Fian International sul proprio sito pubblica un galleria di foto che ritrae i martiri della resistenza, e -insieme alle organizzazioni internazionali Cifca, Fidh, Grupo Sur, Solidarité mondiale, Alop– ha diffuso un appello: "Esigiamo giustizia, no alla impunità”, invitando a non riconoscere il nuovo governo: “La comunità internazionale non deve rendersi complice della strategia che insabbia e persona i crimini perpetrati, e deve mantenere la posizione presa dopo il colpo di Stato: condannarlo, esigire la restituzione dell’ordine democratico e costituzionale, non riconoscere il governo illegittimo, mantenere le sanzioni contro l’Honduras, esigere indagini serie sulle violazioni dei diritti umani, contribuire alla protezione dei difensori dei diritti umani, di coloro che fanno parte del movimento di resistenza, e insistere il rispetto della libertà di espressione e la protezione dei mezzi di comunicazione e di tutti coloro che sono stati vittima della repressione”.

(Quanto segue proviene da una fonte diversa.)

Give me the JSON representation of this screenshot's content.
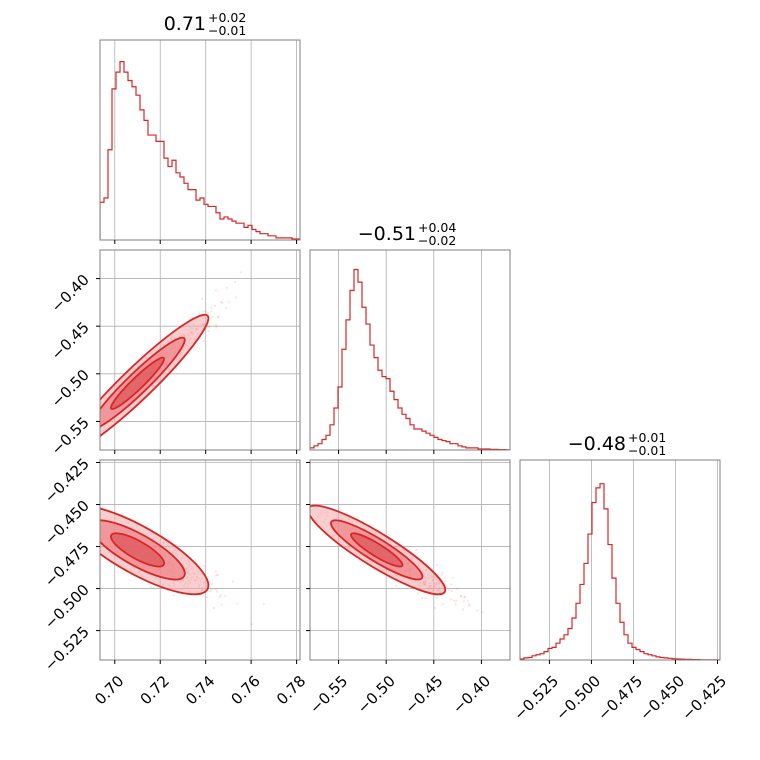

Il 27 gennaio, “Pepe” Lobo è stato salutato da manifestazioni di protesta a Tegucigalpa e San Pedro Sula (la seconda città del Paese): “La Resistenza hondureña inizia il 2010 in lotta contro la dittatura, rifiutando le manovre dell’oligarchia che realizza per pulirsi il viso attraverso un falso processo di transizione, da Micheletti a Lobo, che lascerà intatto il sistema di dominio dello Stato da parte di una minoranza privilegiata di grandi impresari corrotti, imprese multinazionali e polizia repressiva”. E mentre Zelaya abbandona il Paese, il dittatore Micheletti viene eletto “deputato a vita”. Una trama da anni Settanta.